La rupture… mais avec qui, exactement ?
À chaque campagne municipale à Roubaix, c’est le même refrain.
Un mot revient, martelé, revendiqué, brandi comme une évidence morale : la rupture.
Rupture avec le système.
Rupture avec douze années de gestion.
Rupture avec l’inaction, avec les habitudes, avec “avant”.
Sur le papier, c’est séduisant.
Dans les faits, cela mérite quand même une question simple :
rompre avec un système que l’on n’a jamais vraiment vécu, est-ce encore une rupture… ou juste un slogan ?
La rupture vue de loin
Dernière illustration en date avec Céline Sayah, qui explique qu’Alexandre Garcin serait l’héritier direct de douze années Delbar, et que Roubaix mérite mieux en matière de sécurité, de logement, de propreté et de développement économique.

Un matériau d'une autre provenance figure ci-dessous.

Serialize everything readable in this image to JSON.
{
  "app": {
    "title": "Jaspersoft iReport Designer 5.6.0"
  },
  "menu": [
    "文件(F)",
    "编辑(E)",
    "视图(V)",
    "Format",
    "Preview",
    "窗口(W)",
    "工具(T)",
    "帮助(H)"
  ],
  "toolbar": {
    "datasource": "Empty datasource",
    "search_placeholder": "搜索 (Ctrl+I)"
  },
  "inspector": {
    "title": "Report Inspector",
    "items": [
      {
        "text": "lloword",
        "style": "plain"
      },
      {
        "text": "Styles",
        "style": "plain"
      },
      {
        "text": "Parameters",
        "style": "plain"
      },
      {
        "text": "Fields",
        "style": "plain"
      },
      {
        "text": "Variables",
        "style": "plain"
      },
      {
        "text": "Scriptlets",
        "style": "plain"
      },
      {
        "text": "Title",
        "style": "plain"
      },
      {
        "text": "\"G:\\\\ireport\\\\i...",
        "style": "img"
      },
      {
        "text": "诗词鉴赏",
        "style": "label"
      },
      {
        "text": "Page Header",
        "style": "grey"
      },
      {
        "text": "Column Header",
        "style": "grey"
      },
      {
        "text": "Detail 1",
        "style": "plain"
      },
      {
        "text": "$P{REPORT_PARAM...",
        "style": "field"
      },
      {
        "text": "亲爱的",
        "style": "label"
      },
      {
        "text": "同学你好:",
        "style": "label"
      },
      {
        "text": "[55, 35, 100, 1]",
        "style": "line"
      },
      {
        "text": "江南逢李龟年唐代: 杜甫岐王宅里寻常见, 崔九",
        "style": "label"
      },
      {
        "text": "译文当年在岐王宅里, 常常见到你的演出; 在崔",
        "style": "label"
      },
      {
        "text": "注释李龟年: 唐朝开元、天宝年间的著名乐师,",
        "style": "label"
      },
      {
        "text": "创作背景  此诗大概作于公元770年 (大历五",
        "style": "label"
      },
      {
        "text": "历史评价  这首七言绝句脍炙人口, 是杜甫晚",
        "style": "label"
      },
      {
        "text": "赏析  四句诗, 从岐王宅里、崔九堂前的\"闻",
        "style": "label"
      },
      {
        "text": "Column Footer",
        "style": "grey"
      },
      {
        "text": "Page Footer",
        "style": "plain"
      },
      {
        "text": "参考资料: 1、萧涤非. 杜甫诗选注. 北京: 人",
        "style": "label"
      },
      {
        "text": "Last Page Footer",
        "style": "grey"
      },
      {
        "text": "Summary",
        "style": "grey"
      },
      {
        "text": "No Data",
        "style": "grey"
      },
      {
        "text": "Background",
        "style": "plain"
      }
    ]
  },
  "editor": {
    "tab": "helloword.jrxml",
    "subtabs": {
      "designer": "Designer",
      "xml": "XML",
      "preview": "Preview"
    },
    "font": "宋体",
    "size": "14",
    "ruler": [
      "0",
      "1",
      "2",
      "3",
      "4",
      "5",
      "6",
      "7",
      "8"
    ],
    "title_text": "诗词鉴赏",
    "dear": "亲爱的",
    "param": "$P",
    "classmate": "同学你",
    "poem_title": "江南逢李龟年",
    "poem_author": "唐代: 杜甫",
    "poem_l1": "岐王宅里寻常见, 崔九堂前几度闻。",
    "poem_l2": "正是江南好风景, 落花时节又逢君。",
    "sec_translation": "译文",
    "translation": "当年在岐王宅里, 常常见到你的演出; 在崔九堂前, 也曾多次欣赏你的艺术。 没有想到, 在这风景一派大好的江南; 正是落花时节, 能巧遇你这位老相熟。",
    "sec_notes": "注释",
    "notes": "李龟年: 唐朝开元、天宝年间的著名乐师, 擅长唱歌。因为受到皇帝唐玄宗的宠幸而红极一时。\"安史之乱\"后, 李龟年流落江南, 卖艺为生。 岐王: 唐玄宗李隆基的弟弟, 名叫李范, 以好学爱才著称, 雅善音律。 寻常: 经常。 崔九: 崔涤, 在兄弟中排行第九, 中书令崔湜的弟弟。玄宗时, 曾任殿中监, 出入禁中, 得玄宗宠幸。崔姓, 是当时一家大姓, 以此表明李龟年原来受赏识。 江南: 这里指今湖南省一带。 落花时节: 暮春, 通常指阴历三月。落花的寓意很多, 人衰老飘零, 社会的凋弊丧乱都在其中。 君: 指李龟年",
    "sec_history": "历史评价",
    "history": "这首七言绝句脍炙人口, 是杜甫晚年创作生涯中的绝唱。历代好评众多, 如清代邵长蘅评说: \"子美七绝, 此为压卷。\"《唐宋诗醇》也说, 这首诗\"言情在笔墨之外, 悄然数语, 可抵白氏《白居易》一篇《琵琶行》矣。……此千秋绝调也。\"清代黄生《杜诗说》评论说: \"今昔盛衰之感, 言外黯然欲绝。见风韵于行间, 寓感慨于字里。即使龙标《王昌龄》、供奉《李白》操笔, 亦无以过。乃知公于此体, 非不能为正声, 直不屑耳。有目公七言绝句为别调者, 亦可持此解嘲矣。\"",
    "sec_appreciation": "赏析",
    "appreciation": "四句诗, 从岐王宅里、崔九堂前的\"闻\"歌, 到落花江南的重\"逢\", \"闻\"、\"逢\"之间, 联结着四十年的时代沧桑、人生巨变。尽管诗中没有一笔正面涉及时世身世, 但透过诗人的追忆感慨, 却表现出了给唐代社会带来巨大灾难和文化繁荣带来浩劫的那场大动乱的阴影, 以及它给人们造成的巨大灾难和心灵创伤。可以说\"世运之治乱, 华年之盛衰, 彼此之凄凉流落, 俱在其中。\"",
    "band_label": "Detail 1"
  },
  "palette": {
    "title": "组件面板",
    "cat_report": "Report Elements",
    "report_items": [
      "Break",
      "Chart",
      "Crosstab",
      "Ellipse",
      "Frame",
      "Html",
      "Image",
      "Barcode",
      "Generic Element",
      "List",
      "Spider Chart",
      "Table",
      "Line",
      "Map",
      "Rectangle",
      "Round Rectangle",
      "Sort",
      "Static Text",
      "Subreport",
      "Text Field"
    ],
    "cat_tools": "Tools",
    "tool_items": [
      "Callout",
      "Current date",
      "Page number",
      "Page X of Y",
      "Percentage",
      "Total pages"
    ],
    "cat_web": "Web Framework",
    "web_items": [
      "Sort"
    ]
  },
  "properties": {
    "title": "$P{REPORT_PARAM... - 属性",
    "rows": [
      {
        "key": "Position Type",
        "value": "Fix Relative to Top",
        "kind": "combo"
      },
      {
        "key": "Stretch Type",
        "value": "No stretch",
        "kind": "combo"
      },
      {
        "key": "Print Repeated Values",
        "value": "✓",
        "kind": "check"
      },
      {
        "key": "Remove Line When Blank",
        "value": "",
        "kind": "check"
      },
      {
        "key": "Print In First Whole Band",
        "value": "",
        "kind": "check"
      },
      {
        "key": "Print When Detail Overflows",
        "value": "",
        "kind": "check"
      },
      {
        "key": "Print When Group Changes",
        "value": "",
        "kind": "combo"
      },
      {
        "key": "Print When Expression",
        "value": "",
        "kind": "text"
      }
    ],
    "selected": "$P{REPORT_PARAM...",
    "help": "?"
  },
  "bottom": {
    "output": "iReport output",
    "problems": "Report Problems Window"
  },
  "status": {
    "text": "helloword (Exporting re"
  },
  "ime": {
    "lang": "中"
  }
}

Le constat peut se discuter.
Mais la posture interroge.
À Roubaix, le “système” n’est pas un concept théorique.
C’est une ville qui se marche, qui se vit, qui s’apprend dans la durée.
Une ville faite de strates, de tentatives, d’échecs, parfois de réussites discrètes, souvent de compromis imposés.
Rompre avec tout cela sans jamais avoir vraiment arpenté la ville autrement qu’en période électorale, c’est facile.
C’est aussi un peu court.
L’indignation comme méthode politique
Même tonalité du côté de mael Camerlynck.
Publications en rafale, indignation permanente, bilans catastrophes, dénonciations appuyées.
Tout y passe :
la pauvreté,
l’insécurité,
les emplois perdus,
la communication jugée excessive,
et surtout le visage omniprésent de David guiraud, traqué à coups de photos, de signalements et de rappels à la loi.
On surveille, on dénonce, on saisit le préfet, on applaudit quand l’affiche disparaît.
Très bien.
Mais à force de réduire la politique municipale à une police de l’affichage, on finit par confondre action publique et posture morale.
Beaucoup de mots, peu de ville
Ce qui frappe, au fil des publications, c’est la ressemblance des discours, quelle que soit l’étiquette :
– “Roubaix mérite mieux”,
– “beaucoup de communication, peu de résultats”,
– “ville la plus pauvre de France”,
– “1600 emplois perdus”.
Des chiffres répétés, rarement expliqués.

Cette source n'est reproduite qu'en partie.